C’est une question souvent posée par les dirigeants d’entreprises, car la résultante est souvent l’élément central qui va diriger la prise de décision, et influencer la continuité des affaires. La détermination du prix de vente d’une entreprise constitue souvent une étape délicate à fixer, et le résultat peut varier selon les contextes de négociation. Plusieurs éléments entrent dans le prix de vente, mais la détermination de la valeur intrinsèque constitue le départ des discussions entre les différentes parties. Depuis quelques années, l’évaluation des entreprises fait l’objet de travaux assez poussés, et le développement des éléments intangibles avec les nouvelles technologies ne facilitent pas cette mesure, pourtant primordiale dans la vie des affaires.
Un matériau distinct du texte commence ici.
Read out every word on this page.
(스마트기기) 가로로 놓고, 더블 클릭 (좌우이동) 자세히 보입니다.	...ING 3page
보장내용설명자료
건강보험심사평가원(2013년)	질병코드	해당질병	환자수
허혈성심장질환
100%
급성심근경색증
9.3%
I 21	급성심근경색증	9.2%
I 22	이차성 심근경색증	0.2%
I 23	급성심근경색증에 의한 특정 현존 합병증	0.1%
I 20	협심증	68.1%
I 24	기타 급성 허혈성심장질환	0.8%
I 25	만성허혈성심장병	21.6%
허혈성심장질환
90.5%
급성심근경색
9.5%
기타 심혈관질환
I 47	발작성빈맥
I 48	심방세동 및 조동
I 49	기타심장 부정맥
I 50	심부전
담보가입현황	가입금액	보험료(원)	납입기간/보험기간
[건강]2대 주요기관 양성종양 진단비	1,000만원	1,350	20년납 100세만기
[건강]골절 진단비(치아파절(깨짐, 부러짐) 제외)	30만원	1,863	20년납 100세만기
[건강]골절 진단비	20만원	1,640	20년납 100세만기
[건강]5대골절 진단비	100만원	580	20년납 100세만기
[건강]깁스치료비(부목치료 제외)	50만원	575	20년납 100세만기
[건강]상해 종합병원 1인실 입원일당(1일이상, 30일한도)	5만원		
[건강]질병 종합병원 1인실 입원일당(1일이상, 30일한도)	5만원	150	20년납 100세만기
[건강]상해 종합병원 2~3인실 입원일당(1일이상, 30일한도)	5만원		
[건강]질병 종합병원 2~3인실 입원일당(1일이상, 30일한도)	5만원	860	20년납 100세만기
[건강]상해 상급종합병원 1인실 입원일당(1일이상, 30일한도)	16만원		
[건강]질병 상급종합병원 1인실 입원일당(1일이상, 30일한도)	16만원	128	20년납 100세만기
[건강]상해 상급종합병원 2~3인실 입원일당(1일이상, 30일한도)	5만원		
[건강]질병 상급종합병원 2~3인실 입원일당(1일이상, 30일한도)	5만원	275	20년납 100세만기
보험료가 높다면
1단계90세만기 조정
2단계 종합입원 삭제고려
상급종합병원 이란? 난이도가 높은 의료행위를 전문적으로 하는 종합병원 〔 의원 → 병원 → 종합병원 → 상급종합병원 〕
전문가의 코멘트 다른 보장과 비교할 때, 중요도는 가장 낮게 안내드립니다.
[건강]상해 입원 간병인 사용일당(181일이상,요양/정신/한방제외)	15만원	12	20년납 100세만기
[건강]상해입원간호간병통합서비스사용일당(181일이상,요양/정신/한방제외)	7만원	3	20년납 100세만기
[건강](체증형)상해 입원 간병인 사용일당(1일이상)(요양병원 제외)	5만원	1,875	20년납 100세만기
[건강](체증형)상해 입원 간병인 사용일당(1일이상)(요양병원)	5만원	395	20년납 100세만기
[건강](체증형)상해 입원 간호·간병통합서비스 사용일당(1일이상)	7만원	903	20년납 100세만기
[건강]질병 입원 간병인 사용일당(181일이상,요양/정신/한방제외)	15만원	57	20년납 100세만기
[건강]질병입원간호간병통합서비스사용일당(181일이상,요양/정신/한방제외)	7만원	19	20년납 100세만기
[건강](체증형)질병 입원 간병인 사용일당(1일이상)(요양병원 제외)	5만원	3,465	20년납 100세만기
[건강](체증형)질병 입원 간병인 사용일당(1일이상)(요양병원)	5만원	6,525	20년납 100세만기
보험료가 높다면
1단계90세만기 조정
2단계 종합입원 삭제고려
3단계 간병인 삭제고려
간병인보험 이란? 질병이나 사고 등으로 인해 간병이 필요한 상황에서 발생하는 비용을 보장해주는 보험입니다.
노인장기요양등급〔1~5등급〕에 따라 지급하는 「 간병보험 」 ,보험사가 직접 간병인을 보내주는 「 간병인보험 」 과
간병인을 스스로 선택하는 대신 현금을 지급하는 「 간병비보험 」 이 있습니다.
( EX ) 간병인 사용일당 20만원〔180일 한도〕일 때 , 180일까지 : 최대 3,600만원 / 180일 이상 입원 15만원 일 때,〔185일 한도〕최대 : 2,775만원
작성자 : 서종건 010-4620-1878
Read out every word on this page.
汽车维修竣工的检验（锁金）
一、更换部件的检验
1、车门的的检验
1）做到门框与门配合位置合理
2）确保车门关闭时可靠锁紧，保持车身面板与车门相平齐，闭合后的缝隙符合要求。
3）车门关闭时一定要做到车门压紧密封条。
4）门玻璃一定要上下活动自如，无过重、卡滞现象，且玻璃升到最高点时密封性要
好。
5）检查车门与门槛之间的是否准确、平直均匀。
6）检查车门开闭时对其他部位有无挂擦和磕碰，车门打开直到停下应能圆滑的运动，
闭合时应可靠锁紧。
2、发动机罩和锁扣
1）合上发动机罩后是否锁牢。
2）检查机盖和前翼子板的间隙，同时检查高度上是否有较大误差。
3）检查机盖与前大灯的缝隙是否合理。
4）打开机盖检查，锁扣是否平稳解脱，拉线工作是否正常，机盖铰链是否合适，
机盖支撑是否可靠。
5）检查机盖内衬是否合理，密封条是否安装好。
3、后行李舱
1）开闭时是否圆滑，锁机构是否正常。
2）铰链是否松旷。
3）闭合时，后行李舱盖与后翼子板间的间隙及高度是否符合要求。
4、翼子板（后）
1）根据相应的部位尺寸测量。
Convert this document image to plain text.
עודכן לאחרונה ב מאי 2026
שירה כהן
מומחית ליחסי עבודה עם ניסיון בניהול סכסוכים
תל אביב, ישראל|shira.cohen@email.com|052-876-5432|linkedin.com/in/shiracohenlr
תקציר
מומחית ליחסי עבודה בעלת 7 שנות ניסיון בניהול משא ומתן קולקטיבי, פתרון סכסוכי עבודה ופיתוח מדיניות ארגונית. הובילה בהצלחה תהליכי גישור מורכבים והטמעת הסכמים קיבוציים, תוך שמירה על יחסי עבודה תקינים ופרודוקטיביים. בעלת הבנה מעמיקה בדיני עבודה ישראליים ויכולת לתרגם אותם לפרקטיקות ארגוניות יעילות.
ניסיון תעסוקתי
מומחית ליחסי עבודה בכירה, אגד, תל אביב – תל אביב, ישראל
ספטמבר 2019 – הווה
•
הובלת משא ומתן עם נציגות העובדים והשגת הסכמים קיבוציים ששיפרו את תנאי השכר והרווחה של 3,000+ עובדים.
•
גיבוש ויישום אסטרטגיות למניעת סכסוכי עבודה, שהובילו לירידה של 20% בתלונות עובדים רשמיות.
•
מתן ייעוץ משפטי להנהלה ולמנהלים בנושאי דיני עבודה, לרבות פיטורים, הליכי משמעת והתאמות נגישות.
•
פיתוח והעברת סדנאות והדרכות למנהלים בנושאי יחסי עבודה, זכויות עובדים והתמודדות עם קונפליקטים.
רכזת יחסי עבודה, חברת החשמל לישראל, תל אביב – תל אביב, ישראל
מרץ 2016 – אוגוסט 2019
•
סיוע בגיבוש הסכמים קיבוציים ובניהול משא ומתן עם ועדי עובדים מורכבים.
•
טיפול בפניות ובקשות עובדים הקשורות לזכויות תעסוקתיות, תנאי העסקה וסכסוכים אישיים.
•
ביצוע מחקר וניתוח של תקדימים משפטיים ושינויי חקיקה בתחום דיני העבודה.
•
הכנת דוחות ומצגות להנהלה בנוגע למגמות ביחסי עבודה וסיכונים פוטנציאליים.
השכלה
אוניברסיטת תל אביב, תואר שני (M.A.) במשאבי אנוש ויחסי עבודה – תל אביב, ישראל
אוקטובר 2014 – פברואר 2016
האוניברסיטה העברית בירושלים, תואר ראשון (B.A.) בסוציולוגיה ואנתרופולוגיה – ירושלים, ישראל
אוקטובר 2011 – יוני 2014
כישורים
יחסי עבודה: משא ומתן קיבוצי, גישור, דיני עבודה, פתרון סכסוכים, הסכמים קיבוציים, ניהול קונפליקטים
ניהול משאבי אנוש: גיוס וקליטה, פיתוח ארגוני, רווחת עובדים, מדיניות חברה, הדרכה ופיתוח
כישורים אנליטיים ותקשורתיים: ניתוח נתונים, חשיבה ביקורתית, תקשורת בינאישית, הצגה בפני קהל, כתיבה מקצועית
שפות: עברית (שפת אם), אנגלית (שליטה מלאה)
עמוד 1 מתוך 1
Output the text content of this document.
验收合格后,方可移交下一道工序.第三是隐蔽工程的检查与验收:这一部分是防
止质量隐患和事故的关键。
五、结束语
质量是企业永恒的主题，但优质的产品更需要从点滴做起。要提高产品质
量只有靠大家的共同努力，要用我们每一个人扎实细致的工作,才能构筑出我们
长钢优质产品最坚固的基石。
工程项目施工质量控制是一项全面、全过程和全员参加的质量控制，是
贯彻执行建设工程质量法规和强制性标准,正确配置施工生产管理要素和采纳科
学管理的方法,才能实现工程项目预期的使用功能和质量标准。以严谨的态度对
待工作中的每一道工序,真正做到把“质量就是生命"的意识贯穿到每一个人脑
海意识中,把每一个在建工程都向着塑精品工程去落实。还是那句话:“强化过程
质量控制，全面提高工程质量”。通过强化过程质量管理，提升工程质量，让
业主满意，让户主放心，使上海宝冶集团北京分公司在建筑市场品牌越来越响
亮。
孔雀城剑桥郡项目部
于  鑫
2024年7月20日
Des points de vue différents
Lorsqu’une entreprise est en vente, le vendeur et l’acheteur ont des intérêts symétriquement opposés, et leur perception va attribuer des valeurs différentes à la même entreprise. Le vendeur regarde le chemin parcouru à travers le temps et les tendances. Par conséquent, son évaluation est souvent tournée vers le passé, et il n’a pas forcément conscience des points faibles de son entreprise, ainsi que la véritable valeur de marché. Les aspects affectifs et psychologiques tiennent une place importante dans la valorisation de l’entreprise. Du coté de l’acquéreur, l’approche est principalement tournée vers l’avenir, et les opportunités futures. Il acquiert un outil de travail, la propriété intellectuelle, une clientèle, un savoir-faire, des produits… Il est disposé à payer un certain prix, en fonction de ses propres critères, mais le retour sur investissement est un paramètre fondamental pour la continuité de la transaction.
Juste valeur marchande
Il existe plusieurs méthodes d’évaluation, mais avant tout, il faut définir la valeur que nous voulons obtenir. Il y a une multitude de valeurs désignant toutes des mesures différentes (valeur d’exploitation, valeur d’usage, valeur de liquidation…), mais la référence utilisée est souvent la juste valeur marchande (JVM). Elle est définie de la manière suivante : « La JVM est le prix comptant le plus élevé qu’on peut obtenir, compte tenu des conditions générales du marché, lors de la vente d’un bien conclue entre des parties prudentes, bien informées, libres de toute contrainte et sans lien de dépendance ».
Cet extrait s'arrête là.